Karena tumor ini sangat sensitif terhadap sinar rontgen, tumor primer yang luas dapat diterapi dengan dosis rontgen yang adekwat, dan jarang timbul residif lokal maupun regional. Namun sering dijumpai metastasis di kemudian hari. Tetapi interval bebas gejala dapat berlangsung beberapa tahun.

Jika lokalisasi di dinding lambung merupakan bagian dari proses lebih luas, maka prognosanya menjadi kurang baik. Prognosa juga bergantung pada sifat morfologiknya. Dengan perkembangan gastroskopi dengan fasilitas untuk biopsi, tumor ini akan lebih banyak dapat didiagnosa preoperatif.

Pada pemeriksaan rontgenologik tumor ini menampakkan diri sebagai lipatan mukosa yang tebal dan kaku atau sebagai suatu ulkus yang besar dengan tepi infiltrasi yang tebal. Dengan gastroskopi kita dapat mengetahui perluasan tumor di dinding lambung, dengan jalan mengambil eksisi percobaan mukosa yang multipel dari berbagai tempat yang tersebar.

Jika tidak ada tanda-tanda metastasis umum (generalisasi) dan dilakukan laparatomi untuk menetapkan dengan teliti perluasannya dalam perut, maka dengan demikian kita mendapat gambaran yang cukup jelas, apakah berguna menjalankan reseksi lambung atau tidak.

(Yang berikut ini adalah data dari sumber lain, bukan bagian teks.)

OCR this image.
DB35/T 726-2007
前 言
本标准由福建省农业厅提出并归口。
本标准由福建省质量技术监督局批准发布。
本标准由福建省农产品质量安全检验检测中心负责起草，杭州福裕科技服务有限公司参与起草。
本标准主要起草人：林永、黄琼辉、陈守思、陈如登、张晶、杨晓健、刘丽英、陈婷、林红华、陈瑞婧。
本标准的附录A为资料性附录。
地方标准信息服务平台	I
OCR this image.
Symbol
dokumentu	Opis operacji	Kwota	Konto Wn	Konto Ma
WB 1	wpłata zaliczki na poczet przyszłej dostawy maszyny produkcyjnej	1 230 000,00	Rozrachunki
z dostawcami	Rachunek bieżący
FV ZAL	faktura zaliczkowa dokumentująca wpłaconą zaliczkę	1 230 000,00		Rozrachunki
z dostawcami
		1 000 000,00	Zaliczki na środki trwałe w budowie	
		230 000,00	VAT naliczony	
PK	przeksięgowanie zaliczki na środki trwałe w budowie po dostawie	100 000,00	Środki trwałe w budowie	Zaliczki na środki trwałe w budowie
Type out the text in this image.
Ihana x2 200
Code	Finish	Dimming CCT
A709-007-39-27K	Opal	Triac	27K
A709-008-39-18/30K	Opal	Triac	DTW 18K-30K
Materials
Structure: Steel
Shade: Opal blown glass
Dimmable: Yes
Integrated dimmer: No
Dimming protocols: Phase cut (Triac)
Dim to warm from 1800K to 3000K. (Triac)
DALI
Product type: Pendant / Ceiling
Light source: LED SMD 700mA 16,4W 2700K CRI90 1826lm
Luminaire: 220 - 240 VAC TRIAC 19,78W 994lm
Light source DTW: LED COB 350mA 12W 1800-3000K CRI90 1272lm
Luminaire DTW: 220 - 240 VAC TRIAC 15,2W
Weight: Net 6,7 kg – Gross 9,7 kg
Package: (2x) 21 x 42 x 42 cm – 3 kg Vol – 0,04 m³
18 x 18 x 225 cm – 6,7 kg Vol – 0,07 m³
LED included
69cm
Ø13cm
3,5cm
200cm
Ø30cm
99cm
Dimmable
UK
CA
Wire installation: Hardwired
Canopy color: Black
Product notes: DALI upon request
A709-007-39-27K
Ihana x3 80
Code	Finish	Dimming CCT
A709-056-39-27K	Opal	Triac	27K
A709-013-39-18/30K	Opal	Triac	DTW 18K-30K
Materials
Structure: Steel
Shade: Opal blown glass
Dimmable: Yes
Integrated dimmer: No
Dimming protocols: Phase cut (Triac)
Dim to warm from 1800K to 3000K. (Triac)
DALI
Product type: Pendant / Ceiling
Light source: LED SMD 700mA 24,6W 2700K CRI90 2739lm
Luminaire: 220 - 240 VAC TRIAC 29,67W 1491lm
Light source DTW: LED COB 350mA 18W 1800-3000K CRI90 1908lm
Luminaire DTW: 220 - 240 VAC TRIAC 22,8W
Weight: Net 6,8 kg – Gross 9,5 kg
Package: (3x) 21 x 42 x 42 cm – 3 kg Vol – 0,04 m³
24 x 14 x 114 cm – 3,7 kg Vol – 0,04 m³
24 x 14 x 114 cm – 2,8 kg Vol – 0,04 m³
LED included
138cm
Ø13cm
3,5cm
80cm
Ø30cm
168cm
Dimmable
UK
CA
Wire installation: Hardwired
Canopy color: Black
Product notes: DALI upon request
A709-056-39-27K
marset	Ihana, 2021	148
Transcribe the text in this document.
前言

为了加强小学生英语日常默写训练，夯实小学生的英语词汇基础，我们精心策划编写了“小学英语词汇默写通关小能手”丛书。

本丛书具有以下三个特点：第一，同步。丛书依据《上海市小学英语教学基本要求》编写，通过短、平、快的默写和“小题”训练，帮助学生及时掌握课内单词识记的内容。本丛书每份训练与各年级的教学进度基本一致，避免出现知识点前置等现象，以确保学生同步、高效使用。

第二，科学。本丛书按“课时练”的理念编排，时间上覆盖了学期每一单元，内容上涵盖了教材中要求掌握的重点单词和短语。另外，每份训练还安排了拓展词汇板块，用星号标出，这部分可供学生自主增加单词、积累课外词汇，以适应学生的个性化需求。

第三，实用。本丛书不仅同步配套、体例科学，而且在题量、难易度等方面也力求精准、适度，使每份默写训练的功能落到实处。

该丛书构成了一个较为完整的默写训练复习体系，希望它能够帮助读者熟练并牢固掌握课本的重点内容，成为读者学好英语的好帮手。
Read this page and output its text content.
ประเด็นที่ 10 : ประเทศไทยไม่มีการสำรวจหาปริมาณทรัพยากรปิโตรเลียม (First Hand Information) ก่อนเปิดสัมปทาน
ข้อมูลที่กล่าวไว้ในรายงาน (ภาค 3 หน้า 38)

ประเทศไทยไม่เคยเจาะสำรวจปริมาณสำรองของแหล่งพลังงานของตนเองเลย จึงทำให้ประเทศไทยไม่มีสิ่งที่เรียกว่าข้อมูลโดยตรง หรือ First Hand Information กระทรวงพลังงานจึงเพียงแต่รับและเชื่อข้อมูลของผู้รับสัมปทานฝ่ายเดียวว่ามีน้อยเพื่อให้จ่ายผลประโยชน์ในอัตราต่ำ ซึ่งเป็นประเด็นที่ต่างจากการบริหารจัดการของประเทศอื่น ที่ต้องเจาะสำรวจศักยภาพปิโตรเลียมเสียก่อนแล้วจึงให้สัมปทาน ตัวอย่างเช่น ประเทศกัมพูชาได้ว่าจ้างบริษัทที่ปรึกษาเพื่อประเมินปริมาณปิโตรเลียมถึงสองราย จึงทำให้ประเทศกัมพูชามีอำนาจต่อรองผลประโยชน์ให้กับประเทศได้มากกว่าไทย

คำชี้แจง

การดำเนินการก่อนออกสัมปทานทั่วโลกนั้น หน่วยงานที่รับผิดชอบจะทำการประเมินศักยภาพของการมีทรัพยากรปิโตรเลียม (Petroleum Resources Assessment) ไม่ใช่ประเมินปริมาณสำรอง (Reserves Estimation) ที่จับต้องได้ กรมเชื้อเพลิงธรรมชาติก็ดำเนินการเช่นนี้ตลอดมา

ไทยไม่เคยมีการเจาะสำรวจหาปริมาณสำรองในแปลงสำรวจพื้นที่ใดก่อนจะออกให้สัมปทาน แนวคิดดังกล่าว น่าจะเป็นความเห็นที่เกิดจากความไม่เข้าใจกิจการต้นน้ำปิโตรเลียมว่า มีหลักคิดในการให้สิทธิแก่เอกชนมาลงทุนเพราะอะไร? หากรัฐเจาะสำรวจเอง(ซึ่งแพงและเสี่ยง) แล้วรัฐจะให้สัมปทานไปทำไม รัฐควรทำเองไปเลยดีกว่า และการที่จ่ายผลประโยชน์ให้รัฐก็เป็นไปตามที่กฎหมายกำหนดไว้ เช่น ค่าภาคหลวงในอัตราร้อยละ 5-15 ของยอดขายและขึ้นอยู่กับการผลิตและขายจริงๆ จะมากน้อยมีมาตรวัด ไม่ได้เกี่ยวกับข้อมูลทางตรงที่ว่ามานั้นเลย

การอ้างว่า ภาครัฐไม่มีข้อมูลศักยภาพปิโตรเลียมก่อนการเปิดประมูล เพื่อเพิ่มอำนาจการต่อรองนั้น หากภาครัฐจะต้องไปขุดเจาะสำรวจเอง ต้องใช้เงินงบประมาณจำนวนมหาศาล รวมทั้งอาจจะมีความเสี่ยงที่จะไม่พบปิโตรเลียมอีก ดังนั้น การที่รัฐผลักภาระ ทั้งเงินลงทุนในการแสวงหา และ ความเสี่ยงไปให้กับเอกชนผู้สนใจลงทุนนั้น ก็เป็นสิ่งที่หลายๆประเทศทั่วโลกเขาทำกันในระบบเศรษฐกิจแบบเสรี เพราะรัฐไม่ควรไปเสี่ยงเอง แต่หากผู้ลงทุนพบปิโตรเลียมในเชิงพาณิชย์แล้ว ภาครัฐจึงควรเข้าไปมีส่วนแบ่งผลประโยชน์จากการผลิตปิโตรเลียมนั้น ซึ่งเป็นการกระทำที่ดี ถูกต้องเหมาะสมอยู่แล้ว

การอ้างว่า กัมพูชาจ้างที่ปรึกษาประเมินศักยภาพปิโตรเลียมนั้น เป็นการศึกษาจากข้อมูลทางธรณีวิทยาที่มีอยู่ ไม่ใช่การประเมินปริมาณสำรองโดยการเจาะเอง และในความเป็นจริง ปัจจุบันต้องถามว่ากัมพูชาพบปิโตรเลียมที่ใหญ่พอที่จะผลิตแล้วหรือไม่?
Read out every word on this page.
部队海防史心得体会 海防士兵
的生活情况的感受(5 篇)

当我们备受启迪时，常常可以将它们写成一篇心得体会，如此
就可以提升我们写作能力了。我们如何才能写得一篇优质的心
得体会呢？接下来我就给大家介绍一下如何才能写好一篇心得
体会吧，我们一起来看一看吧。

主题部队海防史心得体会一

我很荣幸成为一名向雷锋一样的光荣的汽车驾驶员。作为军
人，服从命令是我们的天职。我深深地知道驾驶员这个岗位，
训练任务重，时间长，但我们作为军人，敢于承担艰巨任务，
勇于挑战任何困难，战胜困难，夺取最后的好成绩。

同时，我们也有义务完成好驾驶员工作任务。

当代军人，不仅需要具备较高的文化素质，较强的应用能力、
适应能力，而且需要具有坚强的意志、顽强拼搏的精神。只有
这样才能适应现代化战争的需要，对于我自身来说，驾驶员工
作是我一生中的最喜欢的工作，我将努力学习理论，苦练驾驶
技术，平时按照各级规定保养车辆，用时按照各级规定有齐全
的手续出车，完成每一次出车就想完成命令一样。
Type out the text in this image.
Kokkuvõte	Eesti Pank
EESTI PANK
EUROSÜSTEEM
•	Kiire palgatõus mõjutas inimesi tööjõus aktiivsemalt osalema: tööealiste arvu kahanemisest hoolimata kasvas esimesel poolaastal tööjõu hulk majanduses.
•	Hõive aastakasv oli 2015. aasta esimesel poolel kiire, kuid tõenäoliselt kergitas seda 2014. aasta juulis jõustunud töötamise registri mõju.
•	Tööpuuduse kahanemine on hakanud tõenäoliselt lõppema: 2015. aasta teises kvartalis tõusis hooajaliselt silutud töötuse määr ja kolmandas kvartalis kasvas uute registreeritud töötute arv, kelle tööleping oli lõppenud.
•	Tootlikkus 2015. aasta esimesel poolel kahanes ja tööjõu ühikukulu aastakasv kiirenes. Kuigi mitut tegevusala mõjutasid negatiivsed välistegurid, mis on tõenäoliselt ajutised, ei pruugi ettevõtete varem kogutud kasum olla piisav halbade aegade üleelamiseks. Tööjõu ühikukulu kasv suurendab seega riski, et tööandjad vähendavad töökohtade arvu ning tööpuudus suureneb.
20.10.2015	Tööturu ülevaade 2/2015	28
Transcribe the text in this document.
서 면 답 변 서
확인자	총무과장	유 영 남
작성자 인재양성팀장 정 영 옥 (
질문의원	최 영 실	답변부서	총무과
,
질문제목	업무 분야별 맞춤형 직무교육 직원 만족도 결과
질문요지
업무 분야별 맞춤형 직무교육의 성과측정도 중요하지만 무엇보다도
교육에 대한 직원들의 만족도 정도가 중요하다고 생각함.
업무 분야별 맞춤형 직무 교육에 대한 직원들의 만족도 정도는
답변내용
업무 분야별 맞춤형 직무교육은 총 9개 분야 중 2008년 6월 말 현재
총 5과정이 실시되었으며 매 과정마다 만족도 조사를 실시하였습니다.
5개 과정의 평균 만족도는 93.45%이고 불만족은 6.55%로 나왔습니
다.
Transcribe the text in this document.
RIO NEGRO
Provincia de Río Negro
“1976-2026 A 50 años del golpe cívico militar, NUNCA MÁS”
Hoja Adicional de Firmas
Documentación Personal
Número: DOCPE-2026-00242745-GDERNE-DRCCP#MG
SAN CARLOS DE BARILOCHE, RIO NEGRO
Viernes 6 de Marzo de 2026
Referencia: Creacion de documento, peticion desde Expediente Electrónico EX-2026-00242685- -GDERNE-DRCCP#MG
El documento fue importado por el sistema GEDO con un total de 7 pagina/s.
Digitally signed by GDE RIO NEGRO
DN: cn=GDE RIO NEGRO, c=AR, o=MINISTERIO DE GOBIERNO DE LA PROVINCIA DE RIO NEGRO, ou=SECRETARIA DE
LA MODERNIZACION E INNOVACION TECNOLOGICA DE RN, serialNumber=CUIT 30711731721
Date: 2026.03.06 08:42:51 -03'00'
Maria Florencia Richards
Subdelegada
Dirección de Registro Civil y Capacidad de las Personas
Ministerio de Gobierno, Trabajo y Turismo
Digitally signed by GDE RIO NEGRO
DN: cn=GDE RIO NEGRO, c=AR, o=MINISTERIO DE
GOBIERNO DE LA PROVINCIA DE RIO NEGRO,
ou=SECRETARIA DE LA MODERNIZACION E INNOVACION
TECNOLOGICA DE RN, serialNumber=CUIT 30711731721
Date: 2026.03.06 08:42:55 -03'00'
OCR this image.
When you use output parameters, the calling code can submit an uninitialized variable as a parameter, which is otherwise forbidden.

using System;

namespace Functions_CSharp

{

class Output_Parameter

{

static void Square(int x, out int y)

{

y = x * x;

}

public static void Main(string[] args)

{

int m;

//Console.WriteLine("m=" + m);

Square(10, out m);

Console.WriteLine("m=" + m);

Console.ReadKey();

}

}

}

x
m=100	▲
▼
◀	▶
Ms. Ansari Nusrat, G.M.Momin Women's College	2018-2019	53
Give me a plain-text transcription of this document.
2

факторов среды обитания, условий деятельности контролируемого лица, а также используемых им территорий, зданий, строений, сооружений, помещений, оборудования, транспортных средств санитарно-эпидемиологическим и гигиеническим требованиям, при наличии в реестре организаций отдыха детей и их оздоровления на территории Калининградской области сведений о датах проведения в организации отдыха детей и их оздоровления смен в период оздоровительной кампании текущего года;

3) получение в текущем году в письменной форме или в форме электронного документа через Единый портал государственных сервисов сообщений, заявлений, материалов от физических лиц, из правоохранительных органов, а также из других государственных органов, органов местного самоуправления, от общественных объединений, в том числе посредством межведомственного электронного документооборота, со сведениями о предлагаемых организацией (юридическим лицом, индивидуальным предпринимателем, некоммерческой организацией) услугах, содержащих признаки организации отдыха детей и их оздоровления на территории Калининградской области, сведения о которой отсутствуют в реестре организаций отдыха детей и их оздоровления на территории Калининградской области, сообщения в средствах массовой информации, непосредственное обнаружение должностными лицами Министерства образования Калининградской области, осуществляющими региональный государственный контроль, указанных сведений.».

Bagi tumor limforetikuler lokal di dalam lambung terapi kombinasi bedah-radioterapi mungkin lebih baik daripada radioterapi saja.

Karena 25-30% karsinoma lambung pertumbuhannya lambat, maka masih bisa diberikan terapi paliatif, jika metastasis dan infiltrasi lokal tidak memungkinkan penyembuhan lagi. Ini dapat berupa reseksi bagian tumor yang berdarah, gastrotomi jika terdapat gangguan perjalanan makanan di bagian distal lambung, atau reseksi bagian proksimal lambung dan sebagian esofagus terhadap karsinoma cardia yang menimbulkan stenosis.
Paliasi yang cukup efektif pada lokalisasi terakhir ini bisa juga dilakukan dengan radiasi megavolt atau dengan memasukkan pipa fleksibel yang cukup besar melalui daerah tumor. Masih belum jelas apakah kombinasi pembedahan atau radiasi dengan kemoterapi dapat memberikan paliasi yang lebih baik. Bagaimanapun hingga sekarang belum dapat ditunjukkan perbaikan prognosa kenaikan prosentase AKH-5 tahun pada penderita yang sudah tidak mungkin dioperasi kuratif.